Venerdì scorso il principino George d’Inghilterra ha compiuto tre anni. Per celebrare l’evento e condividere la gioia dei genitori con i sudditi, Kensington Palace ha pubblicato quattro fotografie ufficiali del piccolo George. In una delle foto il piccolo principe è seduto su un plaid in giardino accanto al suo cane Lupo ed è colto nell’atto di offrirgli il suo gelato. Una foto tenera secondo alcuni, ma che ha suscitato l’indignazione di molti animalisti.
Le reazioni non hanno tardato ad arrivare, molti utenti di Twitter si sono lasciati andare a critiche feroci, hanno twittato di “crudeltà verso gli animali”, hanno definito George un “mostro monarchico”, “pagato dai contribuenti”, fino ad auspicare la prigione come giusta punizione all’efferato crimine. E la Royal Society for the Preventionof Cruelty to Animal ha invitato tutti gli amanti degli animali a non seguire il pessimo esempio del principino.
Queste critiche fanno seguito all’infelice post su Facebook di un’impiegata del British Council che, a commento di un’altra foto del piccolo George, lo ha definito un privilegiato bianco consapevole di esserlo (a soli tre anni!).
Gli inglesi, si sa, sono amanti degli animali (questo è, in effetti, uno degli stereotipi della “Britishness”), ma l’amore per un essere vivente dovrebbe escludere l’odio per un essere di altra natura.
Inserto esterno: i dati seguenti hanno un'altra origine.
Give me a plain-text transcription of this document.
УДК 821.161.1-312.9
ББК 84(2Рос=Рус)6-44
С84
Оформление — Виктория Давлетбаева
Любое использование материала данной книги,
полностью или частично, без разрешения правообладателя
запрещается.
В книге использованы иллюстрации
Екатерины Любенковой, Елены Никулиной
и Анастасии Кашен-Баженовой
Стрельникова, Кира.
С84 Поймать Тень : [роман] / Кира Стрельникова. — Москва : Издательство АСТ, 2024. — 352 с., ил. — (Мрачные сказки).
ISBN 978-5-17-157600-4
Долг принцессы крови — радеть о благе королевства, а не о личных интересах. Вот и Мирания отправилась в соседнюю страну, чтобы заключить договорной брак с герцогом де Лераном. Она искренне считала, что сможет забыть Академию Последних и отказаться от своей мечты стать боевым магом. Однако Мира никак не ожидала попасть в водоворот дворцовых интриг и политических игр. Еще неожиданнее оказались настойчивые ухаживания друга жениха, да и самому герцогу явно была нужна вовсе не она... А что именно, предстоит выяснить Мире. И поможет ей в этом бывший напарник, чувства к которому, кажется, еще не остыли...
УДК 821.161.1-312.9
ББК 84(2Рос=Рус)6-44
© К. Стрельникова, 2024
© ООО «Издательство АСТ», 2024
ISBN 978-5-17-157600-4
L’amore per i cani non può permettere un discorso rabbioso invitante all’odio verso un bambino di tre anni, è come se per salvare le balene uccidessimo tutti i balenieri.
La violenza e la rabbia di questi tweet non trova, pertanto, alcuna giustificazione se non nella frustrazione di alcuni utenti anche perché, se è vero che alcuni alimenti sono dannosi per gli animali, l’intenzione di George non era certamente quella di uccidere il povero Lupo. Ma i social network danno voce a tutti, molti condividono articoli senza neanche leggerli e, prendendo in prestito le parole di Jonathan Coe, commentano senza cognizione di causa alcuna “con tutta la passione, ossessività, ostilità, asprezza, villania, sfacciataggine e sgradevolezza che Internet permette [va]” (J.Coe, Numero undici).